CheckPoint found SimBad, a rogue adware campaign on Google Play with almost 150 million download count

SimBad adware

Image: CheckPoint

According to the latest report from security firm CheckPoint, more than 200 apps in the Google Play Store are infected with malicious ad code that called SimBad. Further analysis found that this could cause devices to force advertisements outside the app, direct users to certain websites and app store links, and even download new apps. After submitting a malware report to Google, Google has removed them from the store. But according to the statistics of the Play Store, it has been cumulatively downloaded nearly 150 million times.

Image: CheckPoint

It is reported that by hiding malicious code, publishers disguised this software as legitimate adware. But if you think they will only advertise, it is a big mistake.

Once the user downloads and installs one of the infected applications, ‘SimBad’ registers itself to the ‘BOOT_COMPLETE’ and ‘USER_PRESENT’ intents, which lets ‘SimBad’ to perform actions after the device has finished booting and while the user is using his device respectively.

After installation, the malware connects to the designated Command and Control (C&C) server, and receives a command to perform. ‘SimBad’ comes with a respected list of capabilities on the user’s device, such as removing the icon from the launcher, thus making it harder for the user to uninstall, start to display background ads and open a browser with a given URL.

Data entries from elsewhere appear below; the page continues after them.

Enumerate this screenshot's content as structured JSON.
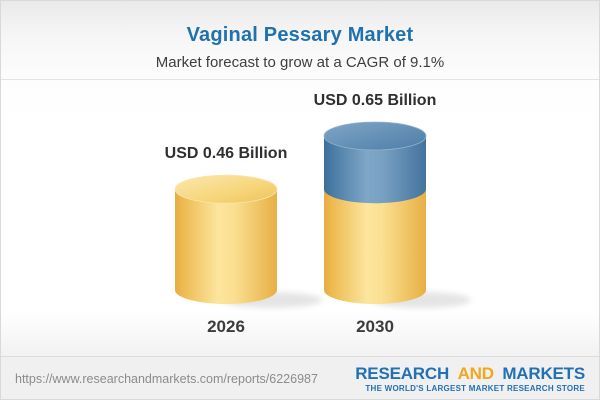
{
  "header": {
    "title": "Vaginal Pessary Market",
    "subtitle": "Market forecast to grow at a CAGR of 9.1%"
  },
  "chart_data": {
    "type": "bar",
    "subtype": "3d-cylinder",
    "title": "Vaginal Pessary Market",
    "subtitle": "Market forecast to grow at a CAGR of 9.1%",
    "unit": "USD Billion",
    "cagr_percent": 9.1,
    "categories": [
      "2026",
      "2030"
    ],
    "values": [
      0.46,
      0.65
    ],
    "value_labels": [
      "USD 0.46 Billion",
      "USD 0.65 Billion"
    ],
    "bars": [
      {
        "category": "2026",
        "value": 0.46,
        "value_label": "USD 0.46 Billion",
        "segments": [
          {
            "value": 0.46,
            "palette": "gold"
          }
        ]
      },
      {
        "category": "2030",
        "value": 0.65,
        "value_label": "USD 0.65 Billion",
        "segments": [
          {
            "value": 0.46,
            "palette": "gold"
          },
          {
            "value": 0.19,
            "palette": "blue"
          }
        ]
      }
    ],
    "colors": {
      "gold": "#F2C964",
      "blue": "#5587B2",
      "title_blue": "#2171AE"
    },
    "legend": "none",
    "grid": false,
    "ylim": [
      0,
      0.7
    ],
    "notes": "2030 bar shows growth above the 2026 level as a blue top segment"
  },
  "footer": {
    "url": "https://www.researchandmarkets.com/reports/6226987",
    "logo": {
      "word1": "RESEARCH",
      "word2": "AND",
      "word3": "MARKETS",
      "tagline": "THE WORLD'S LARGEST MARKET RESEARCH STORE",
      "brand_blue": "#2271b4",
      "brand_orange": "#f2a71c"
    }
  }
}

‘SimBad’ has capabilities that can be divided into three groups – Show Ads, Phishing, and Exposure to other applications. With the capability to open a given URL in a browser, the actor behind ‘SimBad’ can generate phishing pages for multiple platforms and open them in a browser, thus performing spear-phishing attacks on the user.

As a platform, Google should have taken the responsibility of app review, but it is clearly not as strict and thorough as the App Store. SimBad even seduces users to download more apps in the form of pornographic ads or abuse system privileges, hijack devices, and use them for distributed denial of service (DDoS) attacks.

Recalling last year, Google claimed that it had made “significant progress” in detecting problematic apps, being able to intercept and remove 99% of harmful apps before installation.

But the existence of SimBad shows that this offensive and defensive battle has never ended. To give Android users secure access to the Play Store, Google obviously has a lot to do.